The ecology of an upstate New York stream rebounded to its natural state within three years after a small dam was removed, highlighting how quickly aquatic ecosystems can recover, according to a new study.
Water resource managers are increasingly investigating removing dams to restore connectivity and improve aquatic habitats, water quality and fish passage, according to the paper.
"The research demonstrates the resilience of nature to recover from imperiled states," said Jeremy Dietrich '02, M.S. '15, principal aquatic ecologist at the New York State Water Resources Institute (WRI) in the College of Agriculture and Life Sciences (CALS), and lead author of the study appearing June 22 in Ecosphere. "We can show that the potential is there to reproduce these results at other sites," he said.
The findings also suggest that repeating these types of improvements at many sites within a watershed can potentially lead to cumulative benefits on a regional scale, Dietrich said.
Dams alter a stream's or a river's ecology by interrupting the transport of sediments and nutrients from above to below the dam. They also impede the movement of aquatic organisms, including American eels that migrate upstream.
At WRI, Dietrich has collected data from 16 sites across New York state, which he has shared with the New York State Department of Environmental Conservation (NYS DEC). "The DEC is realizing removing small dams can be an easy way to demonstrate powerful, tangible ecological benefits to local stakeholders," Dietrich said.
In the study, the researchers worked with a landowner in the Hudson River Estuary watershed who had a 12-foot dam on her property that had been built in the early 1960s for a water supply reservoir. Each dam has a permit associated with it, and as the structures age they become costly to keep to code, Dietrich said.

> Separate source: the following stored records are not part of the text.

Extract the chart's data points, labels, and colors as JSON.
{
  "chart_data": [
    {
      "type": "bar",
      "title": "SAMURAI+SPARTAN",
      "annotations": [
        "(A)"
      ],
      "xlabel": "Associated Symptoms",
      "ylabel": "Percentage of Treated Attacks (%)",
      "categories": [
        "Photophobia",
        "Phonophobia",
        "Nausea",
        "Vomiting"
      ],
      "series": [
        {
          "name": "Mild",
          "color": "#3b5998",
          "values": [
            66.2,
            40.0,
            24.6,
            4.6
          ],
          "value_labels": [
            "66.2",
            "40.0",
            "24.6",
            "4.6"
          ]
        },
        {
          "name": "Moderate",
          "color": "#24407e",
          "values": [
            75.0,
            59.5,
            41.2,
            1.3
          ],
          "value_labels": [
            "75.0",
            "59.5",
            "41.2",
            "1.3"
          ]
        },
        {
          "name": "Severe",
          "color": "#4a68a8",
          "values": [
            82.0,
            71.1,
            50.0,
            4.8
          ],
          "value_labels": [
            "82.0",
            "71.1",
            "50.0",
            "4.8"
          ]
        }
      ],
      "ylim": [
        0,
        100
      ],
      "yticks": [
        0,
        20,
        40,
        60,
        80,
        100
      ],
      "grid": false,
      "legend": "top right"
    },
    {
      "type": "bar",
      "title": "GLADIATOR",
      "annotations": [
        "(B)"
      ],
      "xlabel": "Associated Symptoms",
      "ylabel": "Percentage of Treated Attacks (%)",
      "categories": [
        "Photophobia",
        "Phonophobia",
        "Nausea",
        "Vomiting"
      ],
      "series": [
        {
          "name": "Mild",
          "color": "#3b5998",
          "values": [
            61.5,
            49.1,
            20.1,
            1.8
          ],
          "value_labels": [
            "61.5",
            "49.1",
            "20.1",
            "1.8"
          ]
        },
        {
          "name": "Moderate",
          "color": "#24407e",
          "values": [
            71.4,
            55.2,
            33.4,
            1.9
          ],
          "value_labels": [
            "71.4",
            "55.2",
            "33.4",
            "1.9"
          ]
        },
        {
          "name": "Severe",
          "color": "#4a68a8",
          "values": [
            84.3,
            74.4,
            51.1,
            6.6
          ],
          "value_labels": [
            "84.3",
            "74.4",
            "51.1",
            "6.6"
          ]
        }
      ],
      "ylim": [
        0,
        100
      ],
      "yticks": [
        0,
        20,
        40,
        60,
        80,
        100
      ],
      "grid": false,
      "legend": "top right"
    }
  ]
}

"It can generally cost about $1.2 million to fix up a small dam, or you could take it out for about $400,000 and not have to worry about it," he said.
Dietrich developed a monitoring protocol to test the stream's health and gauge recovery. In June 2016, Dietrich collected baseline conditions before the dam was removed. After the dam was removed in September that year, he monitored the stream above the dam to the stream's end in June 2017, 2018, and 2019.
Before the dam was removed, the stream bed sediments above it were sandy and silty. Below it, the stream bed consisted of bedrock, boulders and cobbles. A stream bed's makeup provides important habitat for spawning fish and macroinvertebrates. "The dam creates suboptimal conditions for organisms, and you lose that natural habitat heterogeneity," Dietrich said. But within three years of the dam's removal, the upstream and downstream habitats became almost indistinguishable and the differences in types of macroinvertebrate species living in the upper portion of the stream compared to the lower areas disappeared.
The dam had reduced the water velocity and created a pond above it. That allowed the water to warm, reducing its capacity to hold dissolved oxygen. The pond also collected upstream nutrients from forest runoff, limiting availability below the dam. Removing the dam restored the stream's water flow and movement of nutrients downstream.
Migrating fish such as juvenile American eel were able to move upstream to access rearing habitat. By the third year after the dam was removed, water quality levels improved significantly within the upstream (former impoundment) area and increased above pre-removal levels within the downstream reach, according to the NYS DEC's Biological Assessment Profile score.
"If you just look at the stream after removal, you wouldn't even have known there was a dam there," Dietrich said.
The study provides a methodological framework for successfully restoring aquatic ecosystems by removing small dams, he said. "I think increasingly people have a need to show good news in a broader media environment of gloom and doom," Dietrich said.
Cornell co-authors include Patrick Sullivan, professor emeritus in the Department of Natural Resources and the Environment (CALS). Other co-authors include Alison Rickard at the University of California, Santa Barbara; Suresh Sethi at Brooklyn College; and Scott Cuppett at the NYS DEC Hudson River Estuary Program.
This research was funded by the NYS WRI and the NYS DEC's Hudson River Estuary Program, with support from the New York State Environmental Protection Fund.